We have all been there, stuck on a task, with no one to turn to for help. We all love wikiHow but there isn't always a convenient article there for you to follow. So we decided to do something about it! What if we could leverage the knowledge of the entire internet to get the nicely formatted and entertaining tutorials we need. That's why we created wikiNow. With the power of Cohere's natural language processing and stable diffusion, we can combine the intelligence of millions of people to get the tutorials we need.
What it does
wikiNow is a tool that can generate entire wikiHow articles to answer any question! A user simply has to enter a query and our tool will generate a step-by-step article with images that provides a detailed answer tailored to their exact needs. wikiNow enables users to find information more efficiently and to have a better understanding of the steps involved.
How we built it
wikiNow was built using a combination of Cohere's natural language processing and stable diffusion algorithms. We trained our models on a large dataset of existing wikiHow articles and used this data to generate new articles and images that are specific to the user's query. The back-end was built using Flask and the front-end was created using Next.js.
Challenges we ran into
One of the biggest challenges we faced was engineering the prompts that would generate the articles. We had to experiment with a lot of different methods before we found something that worked well with multi-layer prompts. Another challenge was creating a user interface that was both easy to use and looked good. We wanted to make sure that the user would be able to find the information they need without being overwhelmed by the amount of text on the screen.
Properly dealing with Flask concurrency and long-running network requests was another large challenge. For an average wiki page creation, we require ~20 cohere generate calls. In order to make sure the wiki page returns in a reasonable time, we spent a considerable amount of time developing asynchronous functions and multi-threading routines to speed up the process.
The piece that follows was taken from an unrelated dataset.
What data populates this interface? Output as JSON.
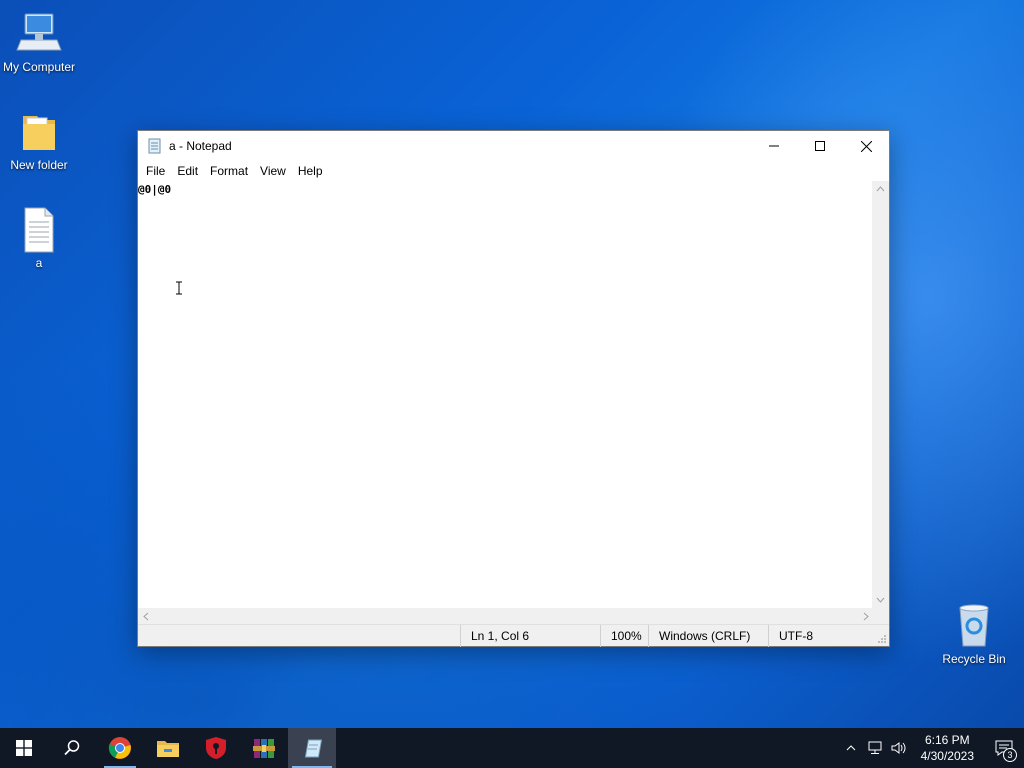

Accomplishments that we're proud of
We're proud that we were able to create a tool that can generate high-quality articles. We're also proud of the user interface that we created, which we feel is both easy to use and visually appealing. The generated articles are both hilarious and informative, which was our main goal. We are also super proud of our optimization work. When running in a single thread synchronously, the articles can take up to 5 minutes to generate. We have managed to bring that down to around 30 seconds, which a near 10x improvement!
What we learned
We learned a lot about using natural language processing and how powerful it can be in real world applications. We also learned a lot about full stack web development. For two of us, this was our first time working on a full stack web application, and we learned a lot about running back-end servers and writing a custom API's. We solved a lot of unique optimization and threading problems as well which really taught us a lot.
What's next for wikiNow
In the future, we would like to add more features to wikiNow, such as the ability to generate articles in other languages and the ability to generate articles for other types of content, such as recipes or instructions. We would also like to make the articles more interactive so that users can ask questions and get clarification on the steps involved. It would also be handy to add the ability to cache previous user generated articles to make it easier for the project to scale without re-generating existing articles.